STUDI PEMBENTUKAN CURRENCY AREA DI ASEAN-3
Abstract
Keinginan menjaga kestabilan kurs akibat goncangan dari luar merupakan salah satu
tujuan yang ingin dicapai oleh negara-negara ASEAN melalui pembentukan integrasi
ekonomi kawasan pasca krisis Asia 1997. Keberhasilan negara kesatuan Eropa dalam
pembentukan kawasan mata uang tunggal atau Euro Monetary Union (EMU) membawa
berbagai kontroversi dan harapan terkait implementasi dari kawasan mata uang tunggal
(currency area). Peluncuran mata uang tunggal Euro dan pengintegrasian ekonomi Uni
Eropa diharapkan dapat melindungi mata uang mereka terhadap serangan spekulasi pasar
keuangan. Beberapa dekade ini mata uang Euro telah berkembang menjadi sarana
hubungan moneter internasional yang sangat signifikan sehingga berhasil menjadi mata
uang nomor dua di dunia dan menjadi alternatif dari mata uang Dollar US. Perkembangan
lebih lanjut menimbulkan sebuah konsepsi bahwa Asia dapat mewujudkan sebuah mata
uang tunggal seperti Euro di kawasan Eropa.
Tujuan penelitian ini untuk menganalisis wacana penerapan mata uang tunggal
kawasan (currency area) yang akan diterapkan di wilayah ASEAN-3. Diharapkan dari hasil
penelitian ini dapat memberikan informasi baik bagi praktisi, mahasiswa, maupun
masyarakat secara umum terkait kondisi makroekonomi diwilayah ASEAN-3 serta
penilaian terhadap wacana penerapan mata uang tunggal (currency area) di ASEAN-3.
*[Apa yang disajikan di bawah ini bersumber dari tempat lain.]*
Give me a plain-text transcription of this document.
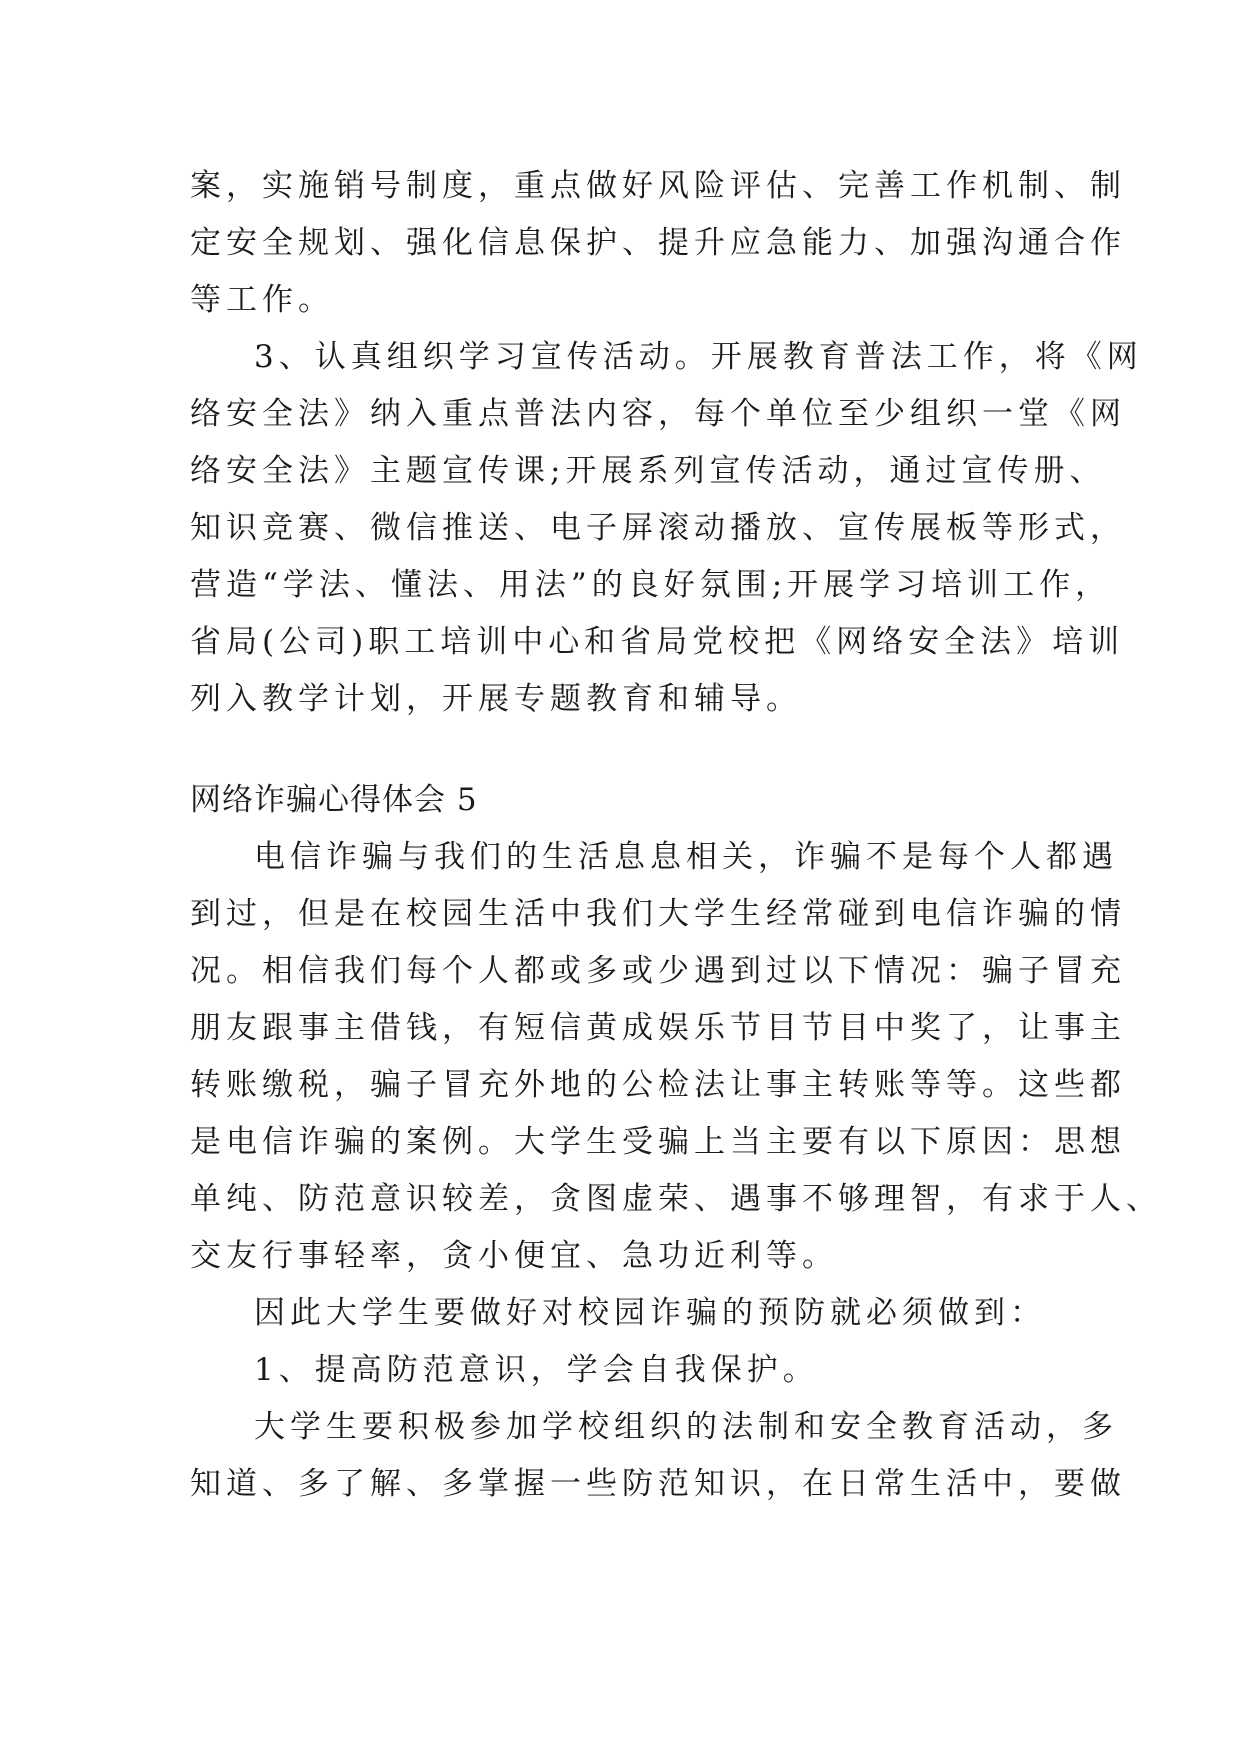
案，实施销号制度，重点做好风险评估、完善工作机制、制
定安全规划、强化信息保护、提升应急能力、加强沟通合作
等工作。
3、认真组织学习宣传活动。开展教育普法工作，将《网
络安全法》纳入重点普法内容，每个单位至少组织一堂《网
络安全法》主题宣传课;开展系列宣传活动，通过宣传册、
知识竞赛、微信推送、电子屏滚动播放、宣传展板等形式，
营造“学法、懂法、用法”的良好氛围;开展学习培训工作，
省局(公司)职工培训中心和省局党校把《网络安全法》培训
列入教学计划，开展专题教育和辅导。
网络诈骗心得体会 5
电信诈骗与我们的生活息息相关，诈骗不是每个人都遇
到过，但是在校园生活中我们大学生经常碰到电信诈骗的情
况。相信我们每个人都或多或少遇到过以下情况：骗子冒充
朋友跟事主借钱，有短信黄成娱乐节目节目中奖了，让事主
转账缴税，骗子冒充外地的公检法让事主转账等等。这些都
是电信诈骗的案例。大学生受骗上当主要有以下原因：思想
单纯、防范意识较差，贪图虚荣、遇事不够理智，有求于人、
交友行事轻率，贪小便宜、急功近利等。
因此大学生要做好对校园诈骗的预防就必须做到：
1、提高防范意识，学会自我保护。
大学生要积极参加学校组织的法制和安全教育活动，多
知道、多了解、多掌握一些防范知识，在日常生活中，要做
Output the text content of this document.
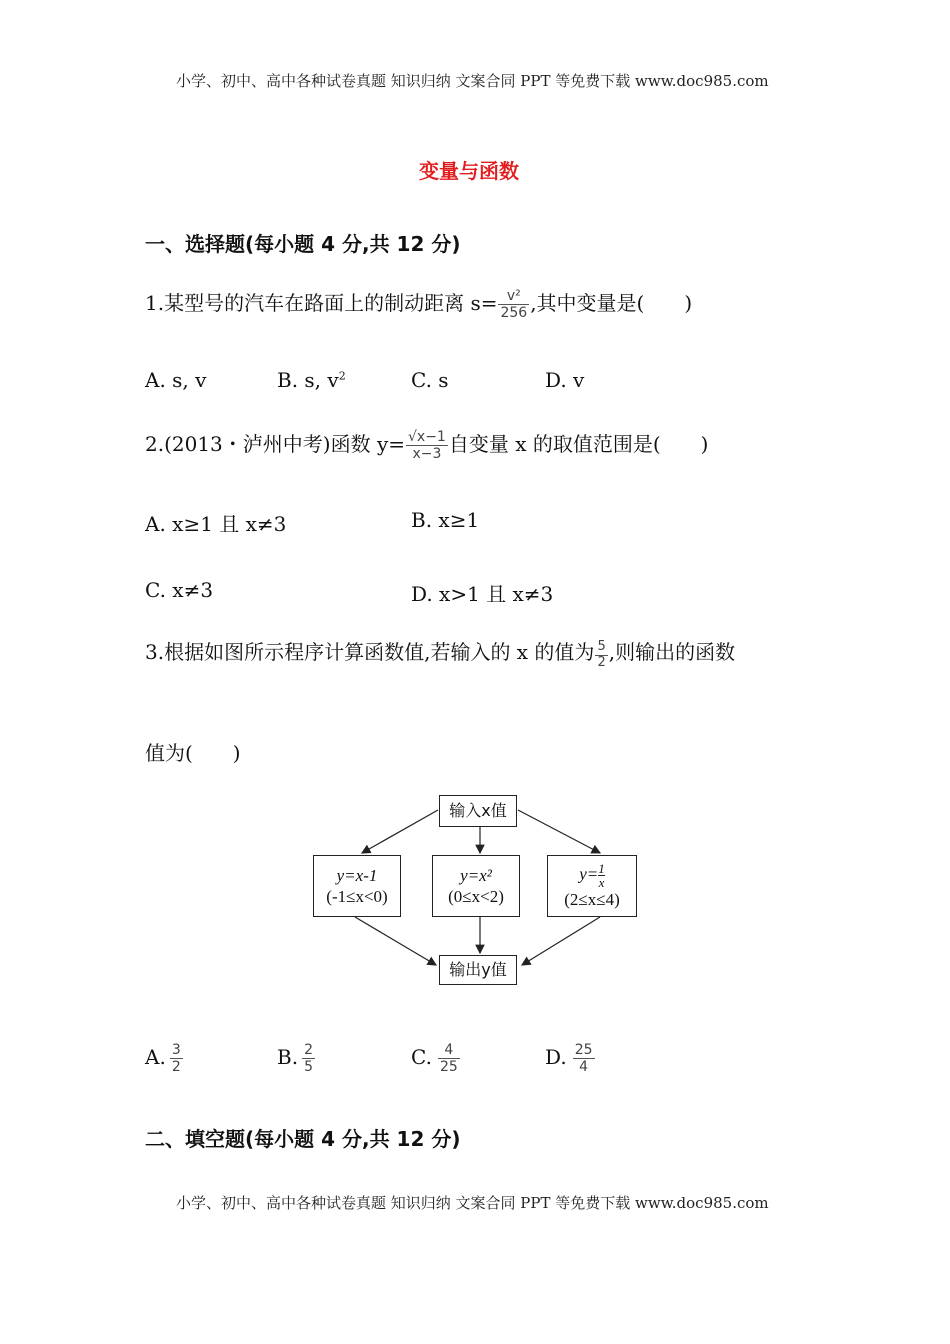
小学、初中、高中各种试卷真题 知识归纳 文案合同 PPT 等免费下载 www.doc985.com
变量与函数
一、选择题(每小题 4 分,共 12 分)
1.某型号的汽车在路面上的制动距离 $s= \frac{\text{v²}}{256}$ ,其中变量是(　　)
A. s, v	B. s, $v^2$	C. s	D. v
2.(2013・泸州中考)函数 $y= \frac{√x-1}{x-3}$ 自变量 x 的取值范围是(　　)
A. x≥1 且 x≠3	B. x≥1
C. x≠3	D. x>1 且 x≠3
3.根据如图所示程序计算函数值,若输入的 x 的值为 $\frac{5}{2}$ ,则输出的函数
值为(　　)
输入x值
y=x-1
(-1≤x<0)
y=x²
(0≤x<2)
$y= \frac{1}{x}$
(2≤x≤4)
输出y值
A. $\frac{3}{2}$	B. $\frac{2}{5}$	C. $\frac{4}{25}$	D. $\frac{25}{4}$
二、填空题(每小题 4 分,共 12 分)
小学、初中、高中各种试卷真题 知识归纳 文案合同 PPT 等免费下载 www.doc985.com
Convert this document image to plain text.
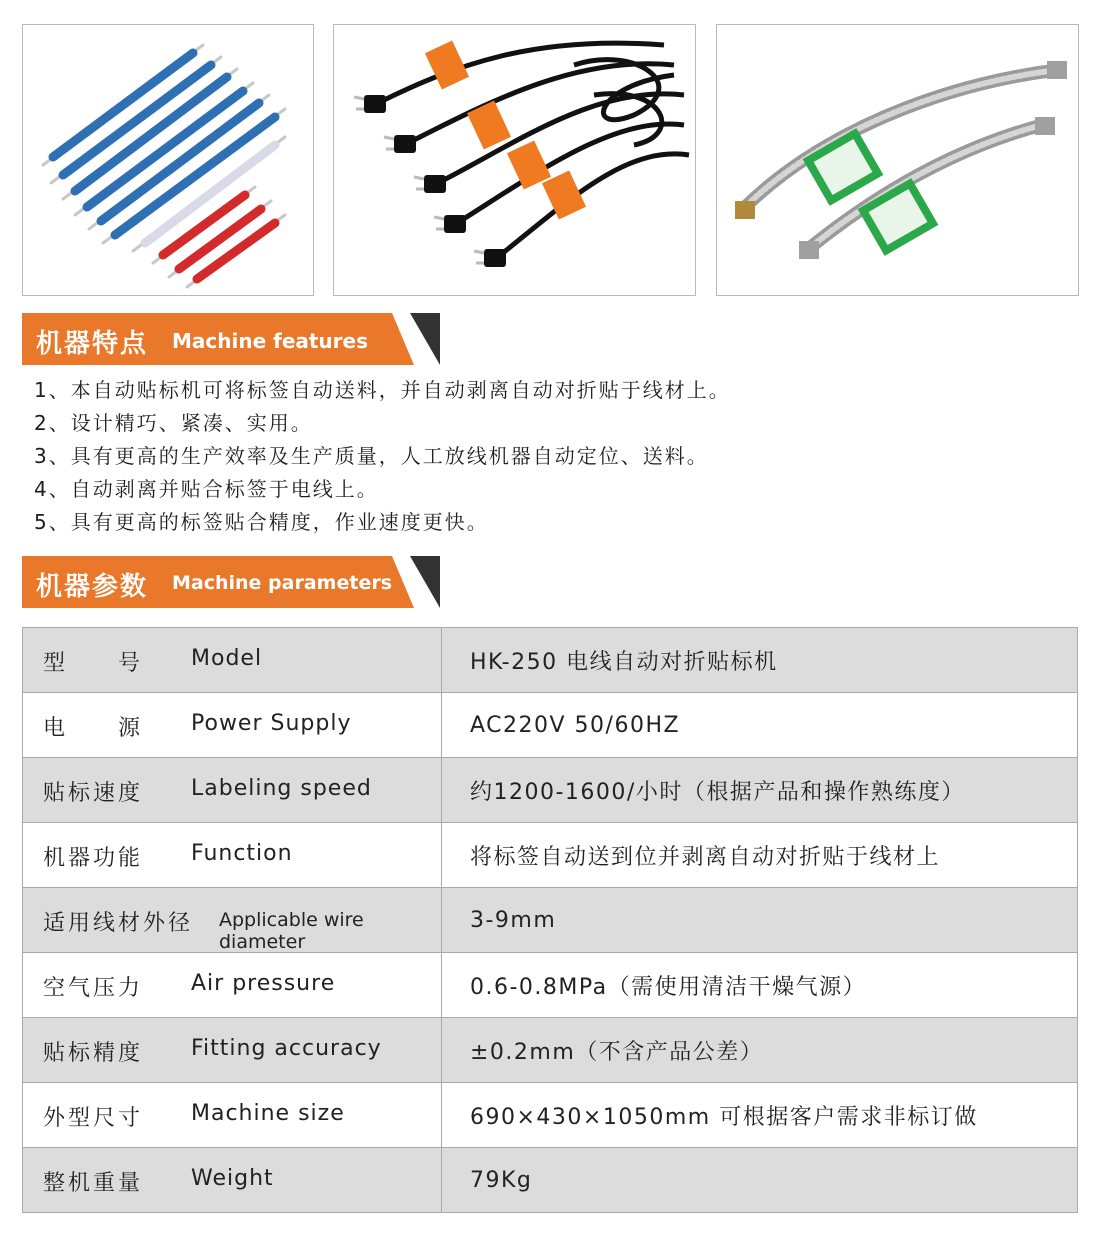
机器特点 Machine features
1、本自动贴标机可将标签自动送料，并自动剥离自动对折贴于线材上。
2、设计精巧、紧凑、实用。
3、具有更高的生产效率及生产质量，人工放线机器自动定位、送料。
4、自动剥离并贴合标签于电线上。
5、具有更高的标签贴合精度，作业速度更快。
机器参数 Machine parameters
型　　号 Model	HK-250 电线自动对折贴标机

电　　源 Power Supply	AC220V 50/60HZ

贴标速度 Labeling speed	约1200-1600/小时（根据产品和操作熟练度）

机器功能 Function	将标签自动送到位并剥离自动对折贴于线材上

适用线材外径 Applicable wire diameter	3-9mm

空气压力 Air pressure	0.6-0.8MPa（需使用清洁干燥气源）

贴标精度 Fitting accuracy	±0.2mm（不含产品公差）

外型尺寸 Machine size	690×430×1050mm 可根据客户需求非标订做

整机重量 Weight	79Kg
Penelitian ini menggunakan salah satu kriteria Optimum Currency Area yang dipaparkan
oleh Mundell (1961) yaitu adanya shock yang simetris diantara negara kawasan sebagai
salah satu kriteria pengujian kelayakan pembentukan currency area dan pembentukan
currency area berdasarkan kriteria Maastricht (Maastricht Treaty). Sedangkan untuk
mendukung hasil pengujian deskriptif maka akan dilakukan pula pengujian kuantitatif
dengan menggunakan model dinamis Error Correction Model (ECM) untuk mengetahui
vi
vii
efek jangka pendek dan jangka panjang yaitu GDP dan Inflasi terhadap nilai tukar di negara
ASEAN-3.
Teori optimum currency area (OCA) mengharuskan suatu negara memenuhi
kriteria-kriteria tertentu. Salah satu pemenuhan kriteria tersebut adalah terjadinya shock
yang simetris diantara negara kawasan dan pemenuhan kriteria Maastricht. Hasil penelitian
menunjukkan bahwa penerapan mata uang tunggal dinegara ASEAN-3 belum
menunjukkan hasil yang signifikan. Hal ini diperkuat dengan hasil analisis bahwa masih
terjadi divergensi tingkat pendapatan dan struktur ekonomi diantara negara ASEAN-3.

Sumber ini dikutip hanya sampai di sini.